RT-PCR indicates reverse transcriptase–polymerase chain reaction. ^aA majority of the 95 screening failures were due to a lack of venous access sufficient to allow intravenous infusions and blood sampling per protocol (45 participants) or due to a serious concomitant systemic disease, condition, or disorder that in the opinion of investigators should preclude participation (34 participants), as described in sections 5.1 and 5.2 of the trial protocol (Supplement 1). ^bOne participant provided signed consent but did not return for infusion, and for 1 participant, infusion nurses were unable to secure intravenous access despite multiple attempts. ^cThe treatment population will be reported on in a future publication.

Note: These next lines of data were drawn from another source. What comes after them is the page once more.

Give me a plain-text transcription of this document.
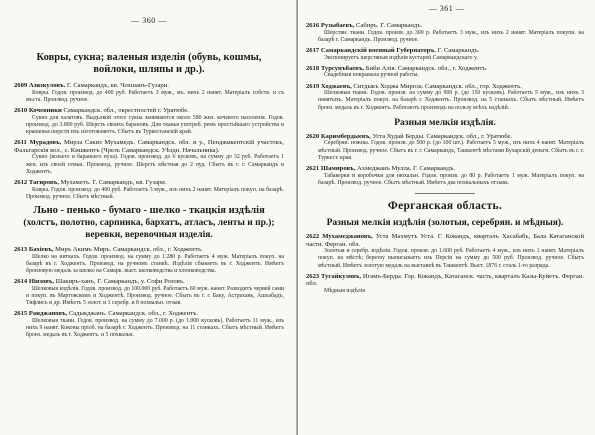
— 360 —
Ковры, сукна; валеныя изделія (обувь, кошмы, войлоки, шляпы и др.).
2609 Азизкуловъ. Г. Самаркандъ, кв. Чохшанъ-Гузари.
Ковры. Годов. производ. до 400 руб. Работаетъ 3 муж., мъ. нихъ 2 нанят. Матеріалъ собств. и съ мъста. Производ. ручное.
2610 Кочевники Самаркандск. обл., окрестностей г. Уратюбе.
Сукно для халатовъ. Выдълкой этого сукна занимаются около 580 жен. кочевого населенія. Годов. производ. до 3.800 руб. Шерсть своихъ барановъ. Для тканья употреб. ремъ простъйшаго устройства и крашенья шерсти ихъ изготовляютъ. Сбытъ въ Туркестанскій край.
2611 Мурадовъ, Мирза Сакиз Мухамедъ. Самаркандск. обл. и у., Пенджикентскій участокъ, Фальгарскія вол., с. Кишкентъ (Чрезъ Самаркандск. Уѣздн. Начальника).
Сукно (козьего и бараньего пуха). Годов. производ. до 6 кусковъ, на сумму до 32 руб. Работаетъ 1 жен. изъ своей семьи. Производ. ручное. Шерсть мѣстная до 2 пуд. Сбытъ въ г. г. Самаркандъ и Ходжентъ.
2612 Тагировъ, Мухаметъ. Г. Самаркандъ, кв. Гузари.
Ковры. Годов. производ. до 400 руб. Работаетъ 3 муж., изъ нихъ 2 нанят. Матеріалъ покуп. на базарѣ. Производ. ручное. Сбытъ мѣстный.
Льно - пенько - бумаго - шелко - ткацкія издѣлія
(холстъ, полотно, сарпинка, бархатъ, атласъ, ленты и пр.);
веревки, веревочныя изделія.
2613 Бахіевъ, Миръ Акимъ Миръ. Самаркандск. обл., г. Ходжентъ.
Шелко на ниткахъ. Годов. производ. на сумму до 1.280 р. Работаетъ 4 муж. Матеріалъ покуп. на базарѣ въ г. Ходжентъ. Производ. на ручномъ станкѣ. Издѣлія сбываетъ въ г. Ходжентъ. Имѣетъ бронзовую медаль за шелко на Самарк. выст. шелководства и хлопководства.
2614 Ніязовъ, Шакиръ-ханъ, Г. Самаркандъ, у. Софи Розовъ.
Шелковыя издѣлія. Годов. производ. до 100.000 руб. Работаетъ 60 муж. нанят. Разводитъ червей сами и покуп. въ Мартовскомъ и Ходжентѣ. Производ. ручное. Сбытъ въ г. г. Баку, Астрахань, Ашхабадъ, Тифлисъ и др. Имѣетъ 5 золот. и 1 серебр. и 8 похвальн. отзыв.
2615 Раиджановъ, Садыкджанъ. Самаркандск. обл., г. Ходжентъ.
Шелковыя ткани. Годов. производ. на сумму до 7.000 р. (до 1.000 кусковъ). Работаетъ 11 муж., изъ нихъ 9 нанят. Коконы пріоб. на базарѣ г. Ходжентъ. Производ. на 11 станкахъ. Сбытъ мѣстный. Имѣетъ бронз. медаль въ г. Ходжентъ. и 5 похвальн.
— 361 —
2616 Рузыбаевъ, Сабиръ. Г. Самаркандъ.
Шерстян. ткани. Годов. произв. до 300 р. Работаетъ 3 муж., изъ нихъ 2 нанят. Матеріалъ покупн. на базарѣ г. Самаркандъ. Производ. ручное.
2617 Самаркандскій военный Губернаторъ. Г. Самаркандъ.
Экспонируетъ шерстяныя издѣлія кустарей Самаркандскаго у.
2618 Турсунъбаевъ, Биби Алія. Самаркандск. обл., г. Ходжентъ.
Свадебныя покрывала ручной работы.
2619 Ходжаевъ, Ситдыкъ Ходжа Мироза. Самаркандск. обл., гор. Ходжентъ.
Шелковыя ткани. Годов. произв. на сумму до 900 р. (до 150 кусковъ). Работаетъ 5 муж., изъ нихъ 3 нанятыхъ. Матеріалъ покуп. на базарѣ г. Ходжентъ. Производ. на 5 станкахъ. Сбытъ мѣстный. Имѣетъ бронз. медаль въ г. Ходжентъ. Работаютъ производъ на пользу всѣхъ издѣлій.
Разныя мелкія издѣлія.
2620 Каримбердыевъ, Уста Худай Берды. Самаркандск. обл., г. Уратюбе.
Серебрян. ножны. Годов. произв. до 500 р. (до 100 шт.). Работаетъ 5 муж., изъ нихъ 4 нанят. Матеріалъ мѣстный. Производ. ручное. Сбытъ въ г. г. Самаркандъ, Ташкентѣ мѣстами Бухарскій деньги. Сбытъ въ г. г. Туркест. края.
2621 Шамировъ, Ахмеджанъ Мулла. Г. Самаркандъ.
Табакерки и коробочки для нюхальн. Годов. произв. до 80 р. Работаетъ 1 муж. Матеріалъ покуп. на базарѣ. Производ. ручное. Сбытъ мѣстный. Имѣетъ два похвальныхъ отзыва.
Ферганская область.
Разныя мелкія издѣлія (золотыя, серебрян. и мѣдныя).
2622 Мухамеджановъ, Уста Махмутъ Уста. Г. Кокандъ, кварталъ Хасабабъ, Бала Катаганской части. Ферган. обл.
Золотыя и серебр. издѣлія. Годов. произв. до 1.600 руб. Работаетъ 4 муж., изъ нихъ 1 нанят. Матеріалъ покуп. на мѣстѣ; березоу выписываетъ изъ Персіи на сумму до 500 руб. Производ. ручное. Сбытъ мѣстный. Имѣетъ золотую медаль на выставкѣ въ Ташкентѣ. Выст. 1876 г. сталь 1-го разряда.
2623 Тугайкуловъ, Игамъ-Берды. Гор. Кокандъ, Катаганск. часть, кварталъ Казы-Куйетъ. Ферган. обл.
Мѣдныя издѣлія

Figure 2.. Time From Infusion to Development of Mild or Worse COVID-19 With Bamlanivimab vs Placebo Among Resident and Staff Participants

Participants were negative at baseline for SARS-CoV-2 by reverse transcriptase–polymerase chain reaction and serology. More than 95% of participants were followed up beyond day 57. Similar data for other subgroups are shown in eFigure 1 in Supplement 2.

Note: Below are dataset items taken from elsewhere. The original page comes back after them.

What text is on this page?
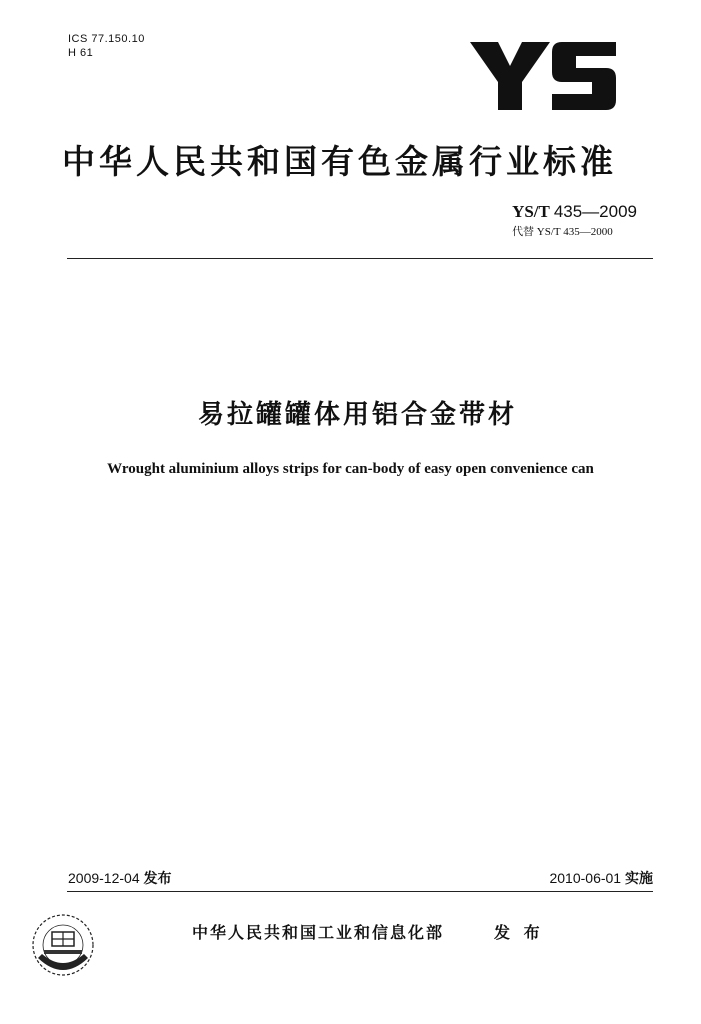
ICS 77.150.10
H 61
中华人民共和国有色金属行业标准
YS/T 435—2009
代替 YS/T 435—2000
易拉罐罐体用铝合金带材
Wrought aluminium alloys strips for can-body of easy open convenience can
2009-12-04 发布	2010-06-01 实施
中华人民共和国工业和信息化部	发 布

Figure 3.. Time From Infusion to Detection of SARS-CoV-2 by RT-PCR With Bamlanivimab vs Placebo and Viral Load in Participants Who Tested Positive for SARS-CoV-2 During the Study

A and B, Kaplan-Meier curves for time from infusion to detection of SARS-CoV-2 by reverse transcriptase–polymerase chain reaction (RT-PCR) with bamlanivimab vs placebo among resident and staff participants. Participants were negative at baseline for SARS-CoV-2 by RT-PCR and serology. More than 95% of participants were followed up beyond day 57. Similar data for other subgroups are shown in eFigure 2B in Supplement 2. C and D, Spaghetti plots for log₁₀ viral load over time for resident and staff participants. Participants were negative at baseline for SARS-CoV-2 by RT-PCR and serology. Participants with at least 1 positive postbaseline SARS-CoV-2 RT-PCR test result: bamlanivimab group, n = 23 residents and n = 62 staff; placebo group, n = 44 residents and n = 68 staff. Time 0 represents the time of a participant’s first positive RT-PCR test result. Each line represents a participant. E, Box plot for log₁₀ viral load over time for participants with at least 1 positive postbaseline SARS-CoV-2 RT-PCR test result. Time 0 represents the time of a participant’s first positive RT-PCR test result. Box tops and bottoms indicate interquartile ranges; solid horizontal bars, medians; hollow squares, means; whiskers, lowest and highest observations within 1.5 interquartile ranges of the first and third quartiles; and dots, outliers. In the later weeks, the 25th, 50th, and 75th percentiles are coincident, so the boxes appear as solid horizontal bars.